Убитая мышь и 30 умерших стрекоз

Изучать
Детство это не только пора беззаботности, игривости и приятных шалостей. Существует обратная сторона медали, - темная и крайне жестокая. Вместе с младенческой прямотой и добродушием существует детское не понятие живой сущности всякой твари, начиная от мелких букашек, и завершая вполне большими собаками и котами. Ребенку в основном не доставляет трудности убить жучка и играться с ним. Ему нет дела до того, что он только что испустил дух животного, которое, между прочим, тоже хотело жить, как и всякий человек. Мало того, у него была семья, или он о ней только планировал.
  Пока дитё совсем младое и совершает такие «кощунственные» вещи, это в принципе совсем ему не вредит.
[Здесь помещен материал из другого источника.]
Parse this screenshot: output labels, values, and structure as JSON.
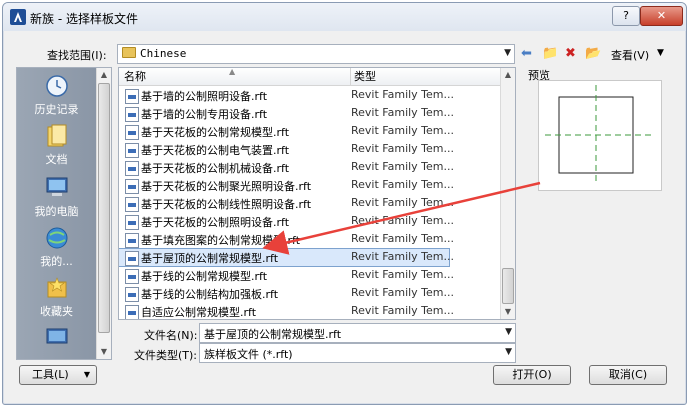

Но как только, ребенок станет отроком, юношей и в процессе своего развития поймет суть абсолютно любой жизни, вот тогда всплывут в его памяти все или некоторые особо яркие эпизоды его кровавой жизни.
  К примеру, я приведу одну из историй, совершенно невыдуманной, и скажу более, произошедшей со мной.

  Прекрасное насекомое стрекоза, всяк разный окрас имеет, размер и форму. А какой слегка рубцеватый, но такой романтичный полет можно наблюдать, когда она аккуратно пытается сесть на какую-либо тростинку. А когда садиться то замирает со всем своим вниманием, и только попробуй приблизить к ней руку, она встрепенется и улетит.
  Но судя по всему, ребенком я был весьма ловким, и никаких особых неудобств, в ловле стрекоз, у меня не было. Вижу, летит одна, тонкая, бирюзовая, блестящая. Я слежу за ней. Она садится на тоненькую травинку, и, наверное, совсем не видит меня, или видит, но никак не считает угрозой. Я только рад этому, и молниеносно хватаю её за хрупкое крылышко. Сперва я боялся, так грубо ловить их и повредить тем самым крылья, но немного попрактиковавшись, мои опасения прошли, и я как натренированный солдат ловил стрекоз не моргнув глазом. Но жадна сущность человека, даже человека маленького. Мне не хватало одной стрекозы. И вскоре у меня появилась баночка, в которую я, за нецелый час, наловил около пятидесяти стрекоз. Я чувствовал себя охотником, любуясь на трофеи, но наигравшись, я решился отпустить свой улов. Из баночки вылетело только десять-пятнадцать стрекоз, все остальные остались в своей посмертной тюрьме, братской могиле. Я, конечно, огорчился такому концу своей игры. Но настоящей укоризны я не чувствовал тогда.
  Теперь же, спустя многое количество лет, я наконец-то осознал свое преступление, и порой мне кажется, что ни одно доброе дело не способно искупить мою детскую шалость. Никакое раскаяние не вернет к жизни ни одну из тех убитых стрекоз, не завершит её жизненный долг, а главное не убавит страдание её, когда она задыхаясь сидела в банке и мечтала об одном только глотке воздуха.

  А теперь уместен и другой рассказ из моей жизни. Случилось это через много лет после истории со стрекозами. Я, как человек, наименьше боявшийся мышей был послан ловить отравленную мышь, которая металась по комнате из угла в угол в поисках воды. Я охотно согласился, и щеголяя своим бесстрашием меж бабушкой и тетей, вооружившись шваброй окунулся в азартную охоту. Пометавшись, от силы, минут десять, мышь, в итоге была заточена мною в носок. Поверх её и носка бросил тонкий журнал, слегка придерживая ловушку шваброй. И под возгласы, «Дави её!», я немного подумав наступил на неё. Этот хруст незабываем. Все мое сознание и нутро превратилось в сплошное сострадание. Я совсем, совсем не понял, зачем это было сделано мной. В оправданье я мог поставить только тот факт, что она уже была отравлена и смерть её была неизбежно. Где-то в глубине душе я надеюсь, что смерть от моей ноги была легче для неё, чем могла бы быть от жажды, от яда.